Humor prezentuje podobny styl, co siostrzane seriale (których to bohaterowie co jakiś czas pojawiają się we Freakazoidzie), tylko mamy tu większe absurdu i nawiązań popkulturowych. Bardzo często parodiowani są Bill Clinton (w serialu przyjaciel głównego bohatera) oraz Steven Spielberg spierający się ze scenarzystami o to, czy serial w ogóle się opłaca. Na pierwszy plan wychodzą drwiny ze starszych kreskówek o superbohaterach - ciągły patetyczny ton narratora oraz melodia z czołówki (niesamowicie szybko wpadająca w ucho) nawiązują do stylistyki tamtych czasów. Mini segmenty, pojawiające się w większości odcinków to najczęściej shorty z karykaturalnymi superbohaterami w roli głównej - jeden z najlepszych to pamiętny super - brytyjski Lord Bravery.

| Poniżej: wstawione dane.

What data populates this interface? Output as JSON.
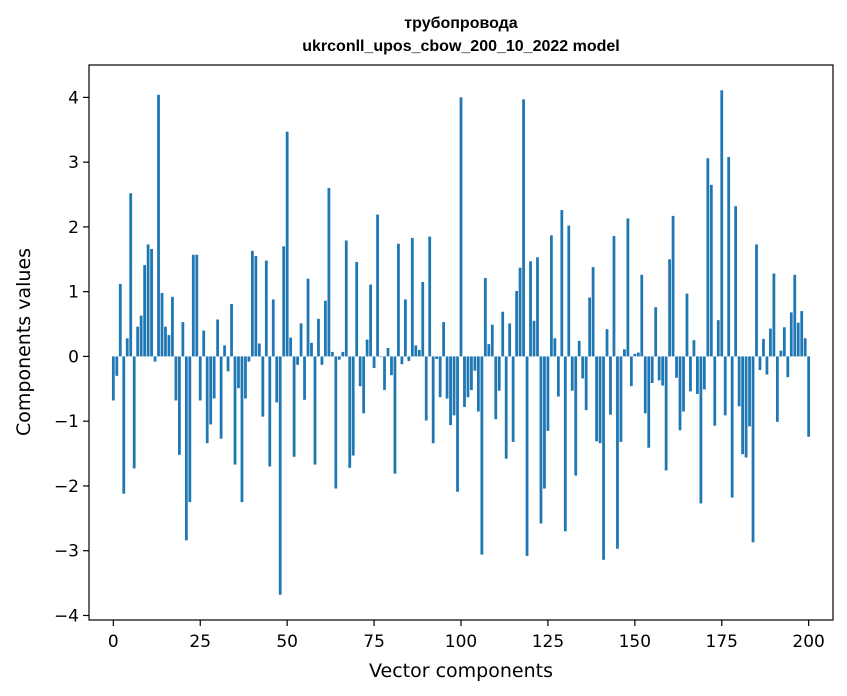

[image-browser playlist="599661" suggest=""]©1995 The WB
Druga rzecz to naśmiewanie się z samej telewizji - podczas oglądania, co jakiś czas jesteśmy zaszczycani charakterystycznym przerywnikiem jak pogadanką cenzora lub przedstawieniem "ulepszenia" sposobu oglądania telewizji (warto wypróbować zwłaszcza Screamovision - system informujący widzów, kiedy mają krzyczeć podczas seansu). Gdy Freakazoid jeździ swoim samochodem - Freakmobilem, od razu nas informuje, że desing pojazdu został zaprojektowany tak, by łatwo można było wypromować zabawkę.
Muzyka jest typowa dla filmów animowanych ze studia Warner Bros. - lekkie partie orkiestrowe idealnie współgrają z lekkim humorem serialu. I potem całymi dniami chodzą za człowiekiem.
Absurd, parodia i lekkość uczyniły "Freakazoida!" wspaniałą zapowiedzią zmiany w sposobie tworzenia animacji. Serial jest zabawny, kpi ze starych schematów, ale jeszcze próżno szukać w nim mrocznych treści czy aluzji seksualnych, które bez problemu można znaleźć w dzisiejszych kreskówkach Cartoon Network. Niestety, ten specyficzny humor był gwoździem do trumny serialu - emitowany na kanale Kids WB nie doczekał się widowni mogącej go docenić. Z powodu niskiej oglądalności wyemitowano tylko dwa krótkie sezony. W Polsce był kiedyś emitowany na Canal+, potem na stacji Boomerang, a w tej chwili nie ma go nigdzie. Na szczęście nie ma większego problemu ze znalezieniem serialu w Internecie, a warto. Gwarantuje to, czego dzisiaj często brakuje - lekką rozrywkę na wysokim poziomie.